4. Linksets are rebuilt to include all non-superseded observations; superseded observations remain queryable for audit but excluded from active linkset aggregation.
### Implementation checklist (LNM-21-004)
- [x] `IAdvisoryObservationWriteGuard` interface with `ValidateWrite(observation, existingContentHash)` method.
- [x] `AdvisoryObservationWriteGuard` implementation enforcing append-only semantics.
- [x] `AppendOnlyViolationException` for mutation rejections.
- [x] DI registration via `AddConcelierAocGuards()` extension.
- [x] Unit tests covering Proceed/SkipIdentical/RejectMutation scenarios.
- [x] Legacy merge logic deprecated with `[Obsolete]` and gated by `NoMergeEnabled` feature flag (defaults to `true`).
- [x] Roslyn analyzer `StellaOps.Concelier.Analyzers.NoMergeApiAnalyzer` emits warnings for merge API usage.
## Linkset document
```json
{
"bsonType":"object",
"required":["_id","tenantId","advisoryId","source","observations","createdAt"],
"properties":{
"_id":{"bsonType":"objectId"},
"tenantId":{"bsonType":"string"},
"advisoryId":{"bsonType":"string"},
"source":{"bsonType":"string"},
"observations":{"bsonType":"array","items":{"bsonType":"objectId"}},
"normalized": {
"bsonType":"object",
"properties":{
"purls":{"bsonType":"array","items":{"bsonType":"string"}},
"versions":{"bsonType":"array","items":{"bsonType":"string"}},
"ranges": {"bsonType":"array","items":{"bsonType":"object"}},
"severities": {"bsonType":"array","items":{"bsonType":"object"}}
}
},
"confidence": {"bsonType":"double", "description":"Optional correlation confidence (01)"},
"conflicts": {"bsonType":"array","items":{"bsonType":"object",
"required":["field","reason"],
"properties":{
"field":{"bsonType":"string"},
"reason":{"bsonType":"string"},
"values":{"bsonType":"array","items":{"bsonType":"string"}},
"sourceIds":{"bsonType":"array","items":{"bsonType":"string"}}
}}},
"createdAt":{"bsonType":"date"},
"builtByJobId":{"bsonType":"string"},
"provenance": {"bsonType":"object","properties":{
"observationHashes":{"bsonType":"array","items":{"bsonType":"string"}},
"toolVersion" : {"bsonType":"string"},
"policyHash" : {"bsonType":"string"}
}}
}
}
```
### Linkset invariants
- Built from a set of observation IDs; never overwrites observations.

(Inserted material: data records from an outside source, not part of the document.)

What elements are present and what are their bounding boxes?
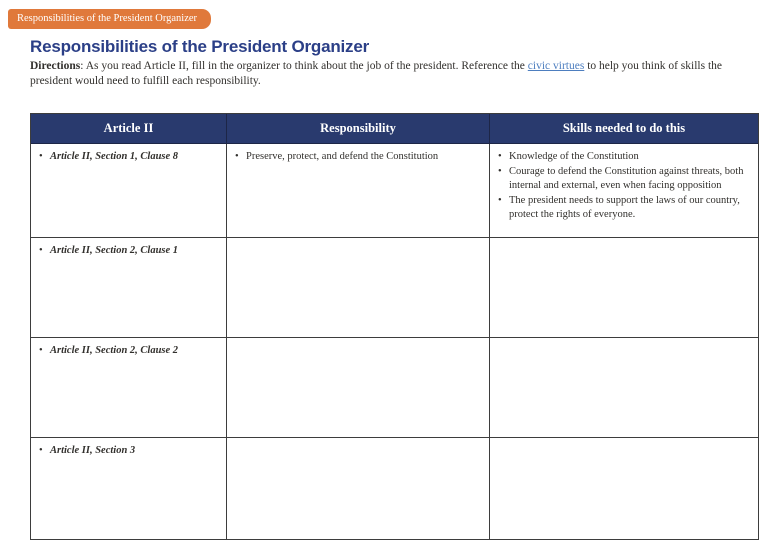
bullet-marker: • xyxy=(39,151,43,162)
article-cell xyxy=(31,338,227,438)
article-cell xyxy=(31,144,227,238)
bullet-text: Preserve, protect, and defend the Constitution xyxy=(246,151,439,162)
responsibility-cell xyxy=(227,438,490,539)
bullet-item xyxy=(38,344,220,359)
skills-cell xyxy=(490,338,758,438)
column-header: Skills needed to do this xyxy=(490,114,758,144)
responsibility-cell xyxy=(227,144,490,238)
bullet-item xyxy=(38,444,220,459)
bullet-item xyxy=(497,165,752,194)
column-header: Article II xyxy=(31,114,227,144)
organizer-table xyxy=(30,113,759,540)
bullet-text: Article II, Section 1, Clause 8 xyxy=(50,151,179,162)
document-tab xyxy=(8,9,211,29)
skills-cell xyxy=(490,438,758,539)
responsibility-cell xyxy=(227,238,490,338)
bullet-marker: • xyxy=(235,151,239,162)
bullet-marker: • xyxy=(39,245,43,256)
bullet-item xyxy=(497,150,752,165)
directions-text xyxy=(30,59,738,89)
bullet-marker: • xyxy=(498,194,502,206)
directions-post: to help you think of skills the president would need to fulfill each responsibility. xyxy=(30,60,722,87)
directions-pre: : As you read Article II, fill in the organizer to think about the job of the president. Reference the xyxy=(80,60,528,72)
bullet-item xyxy=(38,244,220,259)
bullet-text: The president needs to support the laws of our country, protect the rights of everyone. xyxy=(509,194,740,220)
column-header: Responsibility xyxy=(227,114,490,144)
skills-cell xyxy=(490,238,758,338)
article-cell xyxy=(31,438,227,539)
civic-virtues-link[interactable]: civic virtues xyxy=(527,60,585,72)
bullet-item xyxy=(38,150,220,165)
skills-cell xyxy=(490,144,758,238)
bullet-item xyxy=(497,194,752,223)
bullet-text: Courage to defend the Constitution against threats, both internal and external, even when facing opposition xyxy=(509,165,744,191)
page-title: Responsibilities of the President Organizer xyxy=(30,37,370,56)
directions-label: Directions xyxy=(30,60,81,72)
bullet-marker: • xyxy=(39,445,43,456)
bullet-text: Article II, Section 2, Clause 1 xyxy=(50,245,179,256)
document-tab-label: Responsibilities of the President Organizer xyxy=(17,13,198,24)
bullet-marker: • xyxy=(498,151,502,162)
bullet-marker: • xyxy=(39,345,43,356)
bullet-item xyxy=(234,150,483,165)
bullet-marker: • xyxy=(498,165,502,177)
article-cell xyxy=(31,238,227,338)
bullet-text: Knowledge of the Constitution xyxy=(509,151,639,162)
bullet-text: Article II, Section 2, Clause 2 xyxy=(50,345,179,356)
responsibility-cell xyxy=(227,338,490,438)
bullet-text: Article II, Section 3 xyxy=(50,445,136,456)
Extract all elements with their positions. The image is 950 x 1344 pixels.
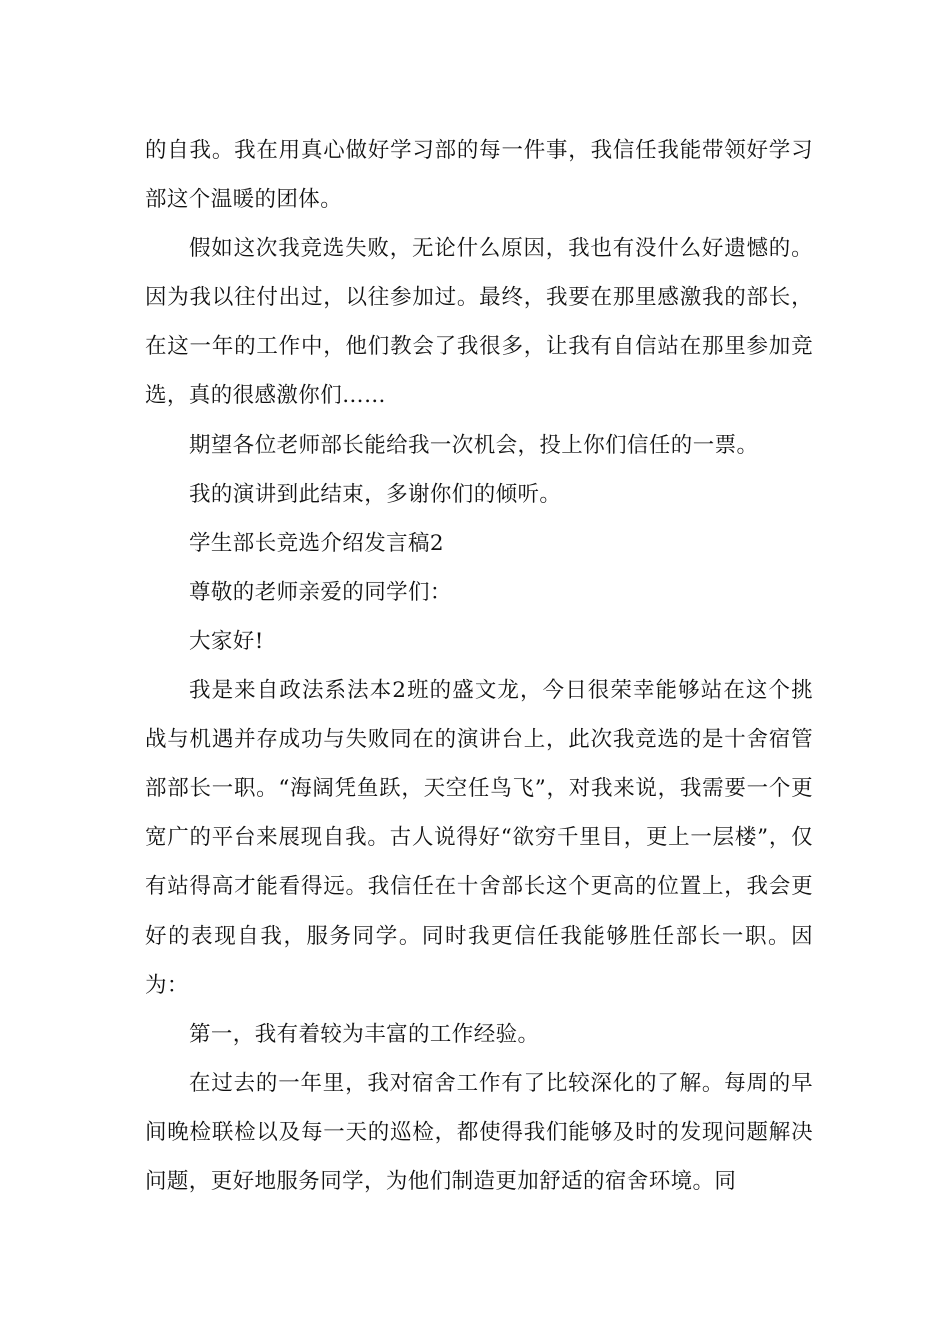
paragraph: 期望各位老师部长能给我一次机会，投上你们信任的一票。 [189,432,759,458]
paragraph: 的自我。我在用真心做好学习部的每一件事，我信任我能带领好学习部这个温暖的团体。 [145,138,813,213]
document-body [145,126,813,1206]
paragraph: 假如这次我竞选失败，无论什么原因，我也有没什么好遗憾的。因为我以往付出过，以往参加过。最终，我要在那里感激我的部长，在这一年的工作中，他们教会了我很多，让我有自信站在那里参加竞选，真的很感激你们…… [145,236,813,409]
paragraph: 在过去的一年里，我对宿舍工作有了比较深化的了解。每周的早间晚检联检以及每一天的巡检，都使得我们能够及时的发现问题解决问题，更好地服务同学，为他们制造更加舒适的宿舍环境。同 [145,1070,813,1194]
paragraph: 第一，我有着较为丰富的工作经验。 [189,1021,540,1047]
greeting: 大家好! [189,628,264,654]
paragraph: 我的演讲到此结束，多谢你们的倾听。 [189,481,562,507]
section-heading: 学生部长竞选介绍发言稿2 [189,530,444,556]
salutation: 尊敬的老师亲爱的同学们： [189,579,452,605]
paragraph: 我是来自政法系法本2班的盛文龙，今日很荣幸能够站在这个挑战与机遇并存成功与失败同在的演讲台上，此次我竞选的是十舍宿管部部长一职。“海阔凭鱼跃，天空任鸟飞”，对我来说，我需要一个更宽广的平台来展现自我。古人说得好“欲穷千里目，更上一层楼”，仅有站得高才能看得远。我信任在十舍部长这个更高的位置上，我会更好的表现自我，服务同学。同时我更信任我能够胜任部长一职。因为： [145,678,813,998]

- Carries the hash list of source observations for audit/replay.
- Deterministic sort: observations sorted by `source, advisoryId, fetchedAt` before hashing.

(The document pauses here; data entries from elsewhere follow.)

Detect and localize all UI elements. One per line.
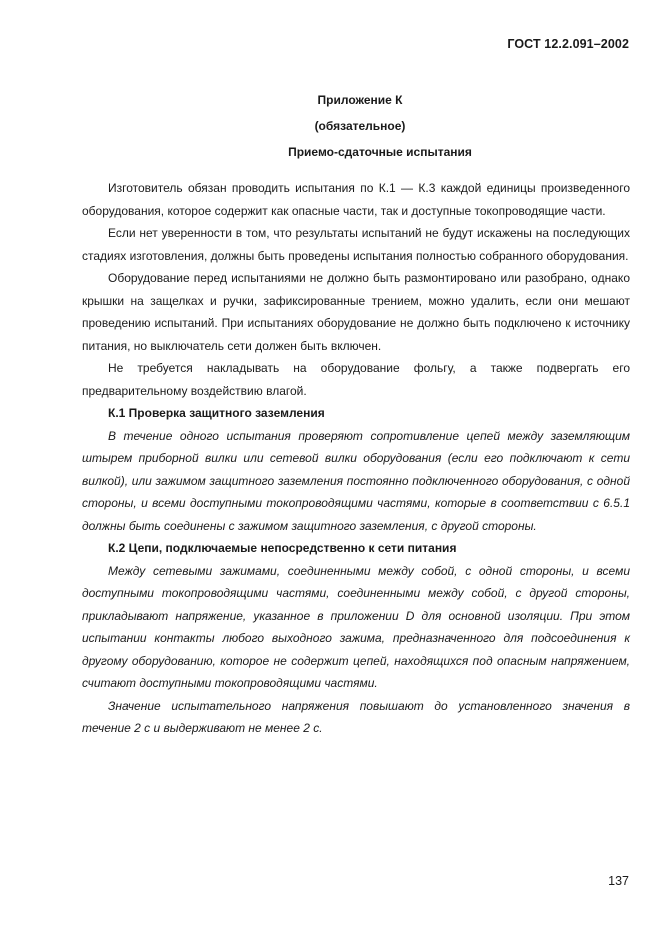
section-k2-voltage: Значение испытательного напряжения повышают до установленного значения в течение 2 с и выдерживают не менее 2 с. [82, 698, 630, 735]
section-k2-title: К.2 Цепи, подключаемые непосредственно к сети питания [108, 541, 457, 555]
paragraph-full-assembly-testing: Если нет уверенности в том, что результаты испытаний не будут искажены на последующих стадиях изготовления, должны быть проведены испытания полностью собранного оборудования. [82, 226, 630, 263]
section-k2-text: Между сетевыми зажимами, соединенными между собой, с одной стороны, и всеми доступными токопроводящими частями, соединенными между собой, с другой стороны, прикладывают напряжение, указанное в приложении D для основной изоляции. При этом испытании контакты любого выходного зажима, предназначенного для подсоединения к другому оборудованию, которое не содержит цепей, находящихся под опасным напряжением, считают доступными токопроводящими частями. [82, 563, 630, 690]
appendix-title: Приложение К [317, 93, 403, 107]
section-k1-title: К.1 Проверка защитного заземления [108, 406, 325, 420]
appendix-subject: Приемо-сдаточные испытания [288, 145, 472, 159]
page-number: 137 [608, 874, 629, 888]
paragraph-no-disassembly: Оборудование перед испытаниями не должно быть размонтировано или разобрано, однако крышки на защелках и ручки, зафиксированные трением, можно удалить, если они мешают проведению испытаний. При испытаниях оборудование не должно быть подключено к источнику питания, но выключатель сети должен быть включен. [82, 271, 630, 353]
standard-designation: ГОСТ 12.2.091–2002 [507, 37, 629, 51]
paragraph-no-foil: Не требуется накладывать на оборудование фольгу, а также подвергать его предварительному воздействию влагой. [82, 361, 630, 398]
appendix-status: (обязательное) [314, 119, 406, 133]
document-body [82, 177, 630, 740]
paragraph-manufacturer-obligation: Изготовитель обязан проводить испытания по К.1 — К.3 каждой единицы произведенного оборудования, которое содержит как опасные части, так и доступные токопроводящие части. [82, 181, 630, 218]
section-k1-text: В течение одного испытания проверяют сопротивление цепей между заземляющим штырем приборной вилки или сетевой вилки оборудования (если его подключают к сети вилкой), или зажимом защитного заземления постоянно подключенного оборудования, с одной стороны, и всеми доступными токопроводящими частями, которые в соответствии с 6.5.1 должны быть соединены с зажимом защитного заземления, с другой стороны. [82, 428, 630, 533]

- Conflicts are additive only and now carry optional `sourceIds[]` to trace which upstream sources produced divergent values.
## Indexes (Mongo)
- Observations: `{ tenantId:1, source:1, advisoryId:1, provenance.fetchedAt:-1 }` (compound for ingest); `{ provenance.sourceArtifactSha:1 }` unique to avoid dup writes.
- Linksets: `{ tenantId:1, advisoryId:1, source:1 }` unique; `{ observations:1 }` sparse for reverse lookups.
## Collections
- `advisory_observations` — raw per-source docs (immutable).

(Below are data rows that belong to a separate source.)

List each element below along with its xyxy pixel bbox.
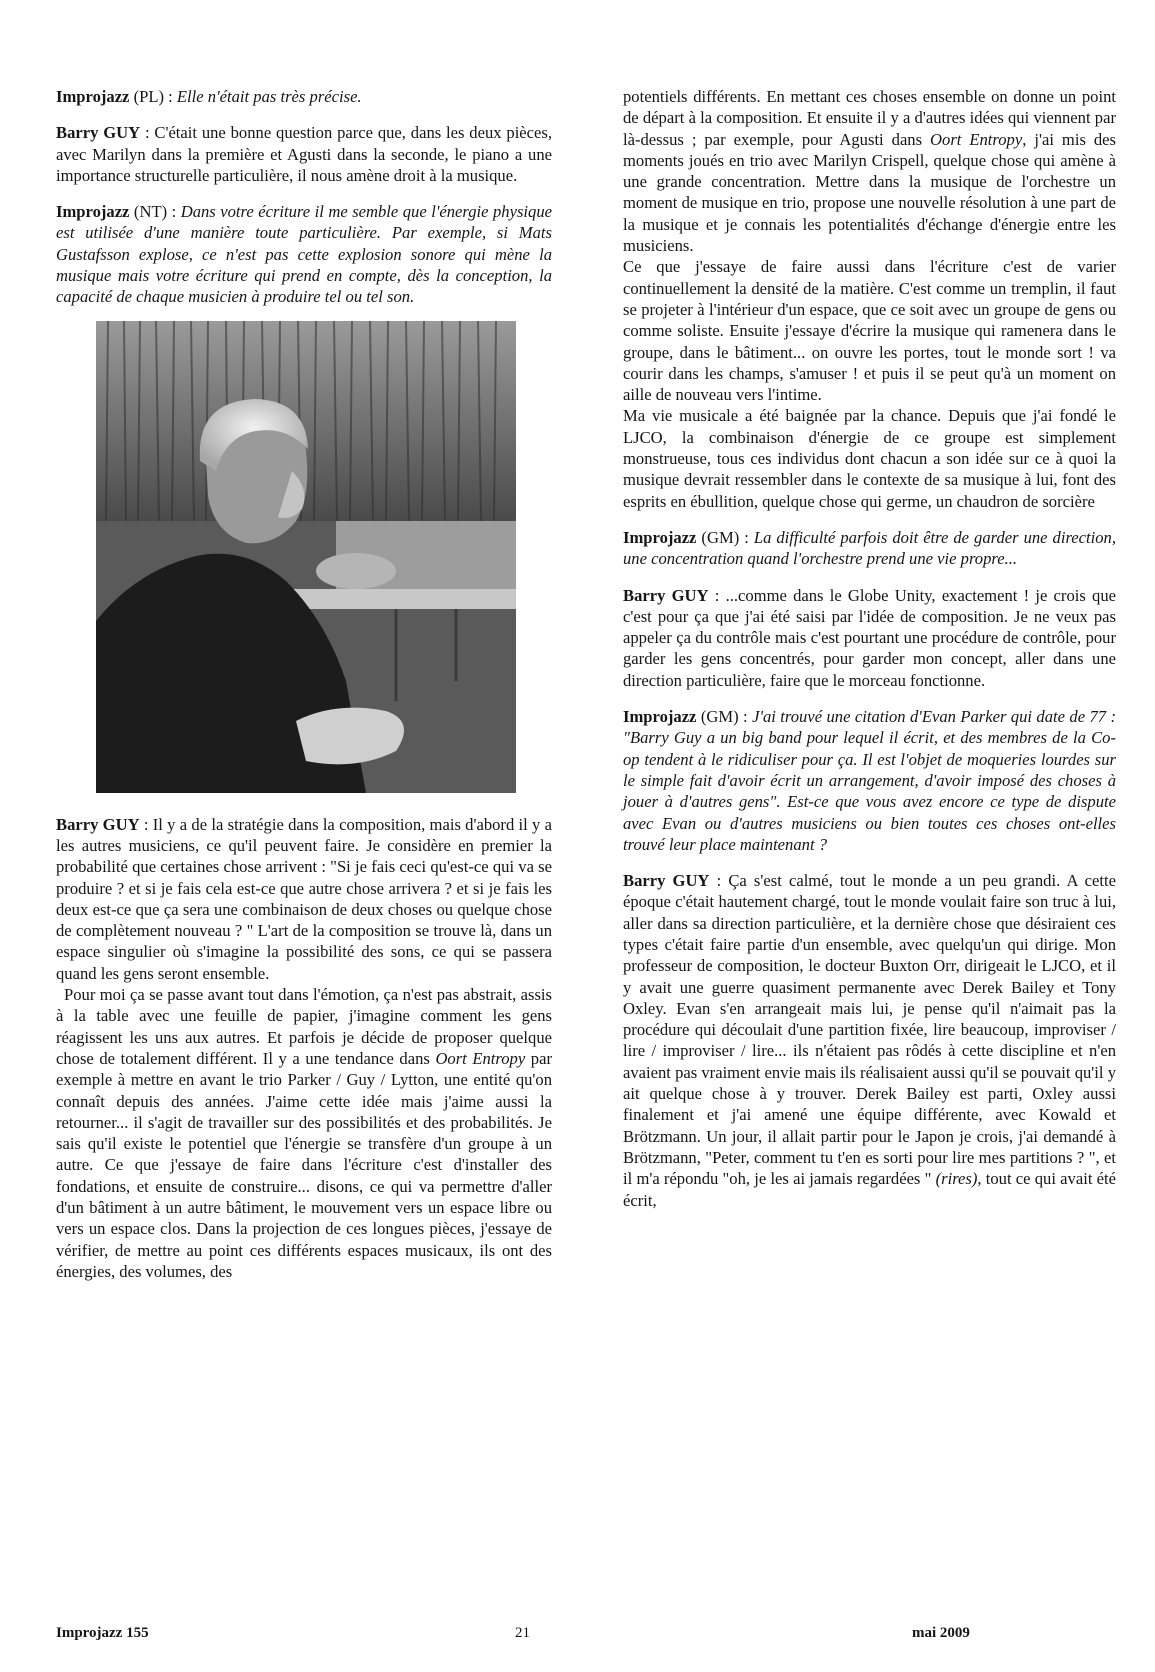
- footer-date: mai 2009: [912, 1625, 970, 1641]
- question-text: Elle n'était pas très précise.: [176, 87, 362, 106]
- question-text: Dans votre écriture il me semble que l'énergie physique est utilisée d'une manière toute particulière. Par exemple, si Mats Gustafsson explose, ce n'est pas cette explosion sonore qui mène la musique mais votre écriture qui prend en compte, dès la conception, la capacité de chaque musicien à produire tel ou tel son.: [56, 202, 552, 307]
- interview-answer: [56, 122, 552, 186]
- interview-answer: [623, 870, 1116, 1211]
- footer-magazine-issue: Improjazz 155: [56, 1625, 149, 1641]
- speaker-label: Improjazz: [623, 527, 697, 547]
- text-run: , tout ce qui avait été écrit,: [623, 1169, 1116, 1210]
- question-text: La difficulté parfois doit être de garder une direction, une concentration quand l'orchestre prend une vie propre...: [623, 527, 1116, 569]
- footer-page-number: 21: [515, 1625, 530, 1641]
- answer-text: : C'était une bonne question parce que, dans les deux pièces, avec Marilyn dans la première et Agusti dans la seconde, le piano a une importance structurelle particulière, il nous amène droit à la musique.: [56, 123, 553, 185]
- interview-question: [623, 527, 1116, 570]
- text-run: potentiels différents. En mettant ces choses ensemble on donne un point de départ à la composition. Et ensuite il y a d'autres idées qui viennent par là-dessus ; par exemple, pour Agusti dans: [623, 87, 1116, 149]
- work-title: Oort Entropy: [435, 1048, 526, 1068]
- speaker-label: Barry GUY: [56, 814, 140, 834]
- interviewer-tag: (GM) :: [696, 707, 753, 727]
- speaker-label: Barry GUY: [623, 585, 709, 605]
- text-run: Pour moi ça se passe avant tout dans l'émotion, ça n'est pas abstrait, assis à la table avec une feuille de papier, j'imagine comment les gens réagissent les uns aux autres. Et parfois je décide de proposer quelque chose de totalement différent. Il y a une tendance dans: [56, 985, 552, 1068]
- answer-continuation: [56, 984, 552, 1282]
- interview-photo: [96, 321, 516, 793]
- interview-question: [56, 86, 552, 107]
- left-column: [56, 86, 552, 1282]
- work-title: Oort Entropy: [930, 129, 1023, 149]
- interview-question: [56, 201, 552, 307]
- interview-answer: [623, 585, 1116, 691]
- answer-continuation: Ce que j'essaye de faire aussi dans l'écriture c'est de varier continuellement la densité de la matière. C'est comme un tremplin, il faut se projeter à l'intérieur d'un espace, que ce soit avec un groupe de gens ou comme soliste. Ensuite j'essaye d'écrire la musique qui ramenera dans le groupe, dans le bâtiment... on ouvre les portes, tout le monde sort ! va courir dans les champs, s'amuser ! et puis il se peut qu'à un moment on aille de nouveau vers l'intime.: [623, 257, 1116, 405]
- answer-text: : Ça s'est calmé, tout le monde a un peu grandi. A cette époque c'était hautement chargé, tout le monde voulait faire son truc à lui, aller dans sa direction particulière, et la dernière chose que désiraient ces types c'était faire partie d'un ensemble, avec quelqu'un qui dirige. Mon professeur de composition, le docteur Buxton Orr, dirigeait le LJCO, et il y avait une guerre quasiment permanente avec Derek Bailey et Tony Oxley. Evan s'en arrangeait mais lui, je pense qu'il n'aimait pas la procédure qui découlait d'une partition fixée, lire beaucoup, improviser / lire / improviser / lire... ils n'étaient pas rôdés à cette discipline et n'en avaient pas vraiment envie mais ils réalisaient aussi qu'il se pouvait qu'il y ait quelque chose à y trouver. Derek Bailey est parti, Oxley aussi finalement et j'ai amené une équipe différente, avec Kowald et Brötzmann. Un jour, il allait partir pour le Japon je crois, j'ai demandé à Brötzmann, "Peter, comment tu t'en es sorti pour lire mes partitions ? ", et il m'a répondu "oh, je les ai jamais regardées ": [623, 871, 1116, 1189]
- right-column: [623, 86, 1116, 1211]
- answer-continuation: [623, 86, 1116, 256]
- answer-continuation: Ma vie musicale a été baignée par la chance. Depuis que j'ai fondé le LJCO, la combinaison d'énergie de ce groupe est simplement monstrueuse, tous ces individus dont chacun a son idée sur ce à quoi la musique devrait ressembler dans le contexte de sa musique à lui, font des esprits en ébullition, quelque chose qui germe, un chaudron de sorcière: [623, 406, 1116, 511]
- interviewer-tag: (PL) :: [129, 87, 177, 106]
- speaker-label: Improjazz: [56, 202, 130, 222]
- interviewer-tag: (GM) :: [696, 527, 754, 547]
- answer-text: : Il y a de la stratégie dans la composition, mais d'abord il y a les autres musiciens, ce qu'il peuvent faire. Je considère en premier la probabilité que certaines chose arrivent : "Si je fais ceci qu'est-ce qui va se produire ? et si je fais cela est-ce que autre chose arrivera ? et si je fais les deux est-ce que ça sera une combinaison de deux choses ou quelque chose de complètement nouveau ? " L'art de la composition se trouve là, dans un espace singulier où s'imagine la possibilité des sons, ce qui se passera quand les gens seront ensemble.: [56, 814, 552, 983]
- interviewer-tag: (NT) :: [129, 202, 181, 222]
- answer-text: : ...comme dans le Globe Unity, exactement ! je crois que c'est pour ça que j'ai été saisi par l'idée de composition. Je ne veux pas appeler ça du contrôle mais c'est pourtant une procédure de contrôle, pour garder les gens concentrés, pour garder mon concept, aller dans une direction particulière, faire que le morceau fonctionne.: [623, 585, 1116, 690]
- aside-text: (rires): [935, 1169, 978, 1189]
- question-text: J'ai trouvé une citation d'Evan Parker qui date de 77 : "Barry Guy a un big band pour lequel il écrit, et des membres de la Co-op tendent à le ridiculiser pour ça. Il est l'objet de moqueries lourdes sur le simple fait d'avoir écrit un arrangement, d'avoir imposé des choses à jouer à d'autres gens". Est-ce que vous avez encore ce type de dispute avec Evan ou d'autres musiciens ou bien toutes ces choses ont-elles trouvé leur place maintenant ?: [623, 707, 1116, 854]
- interview-answer: [56, 814, 552, 984]
- speaker-label: Barry GUY: [56, 123, 141, 143]
- text-run: , j'ai mis des moments joués en trio avec Marilyn Crispell, quelque chose qui amène à une grande concentration. Mettre dans la musique de l'orchestre un moment de musique en trio, propose une nouvelle résolution à une part de la musique et je connais les potentialités d'échange d'énergie entre les musiciens.: [623, 129, 1117, 256]
- text-run: par exemple à mettre en avant le trio Parker / Guy / Lytton, une entité qu'on connaît depuis des années. J'aime cette idée mais j'aime aussi la retourner... il s'agit de travailler sur des possibilités et des probabilités. Je sais qu'il existe le potentiel que l'énergie se transfère d'un groupe à un autre. Ce que j'essaye de faire dans l'écriture c'est d'installer des fondations, et ensuite de construire... disons, ce qui va permettre d'aller d'un bâtiment à un autre bâtiment, le mouvement vers un espace libre ou vers un espace clos. Dans la projection de ces longues pièces, j'essaye de vérifier, de mettre au point ces différents espaces musicaux, ils ont des énergies, des volumes, des: [56, 1048, 552, 1281]
- speaker-label: Improjazz: [56, 87, 130, 106]
- speaker-label: Barry GUY: [623, 871, 710, 891]
- interview-question: [623, 706, 1116, 855]
- speaker-label: Improjazz: [623, 707, 697, 727]
- portrait-image: [96, 321, 516, 793]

- `advisory_linksets` — derived normalized aggregates with observation pointers and hashes.
## Determinism & replay
- Replay rebuild: order observations by fetchedAt, recompute linkset hash list, ensure byte-identical linkset JSON.
- All timestamps UTC ISO-8601; no server-local time.
- String normalization: lowercase `source`, trim/normalize PURLs, stable sort arrays.
## Sample documents
See `docs/samples/lnm/observation-ghsa.json` and `docs/samples/lnm/linkset-ghsa.json` (added with this draft) for concrete payloads.
## Approval path
1) Architecture + Concelier Core review this document.
2) If accepted, freeze JSON Schema and roll into `src/Concelier/__Libraries/StellaOps.Concelier.Storage.Mongo` migrations.
3) Update consumers (policy/CLI/export) to read from linksets only; deprecate Merge endpoints.
---
Tracking: CONCELIER-LNM-21-001/002/101; Sprint 110 blockers (Concelier/Excititor waves).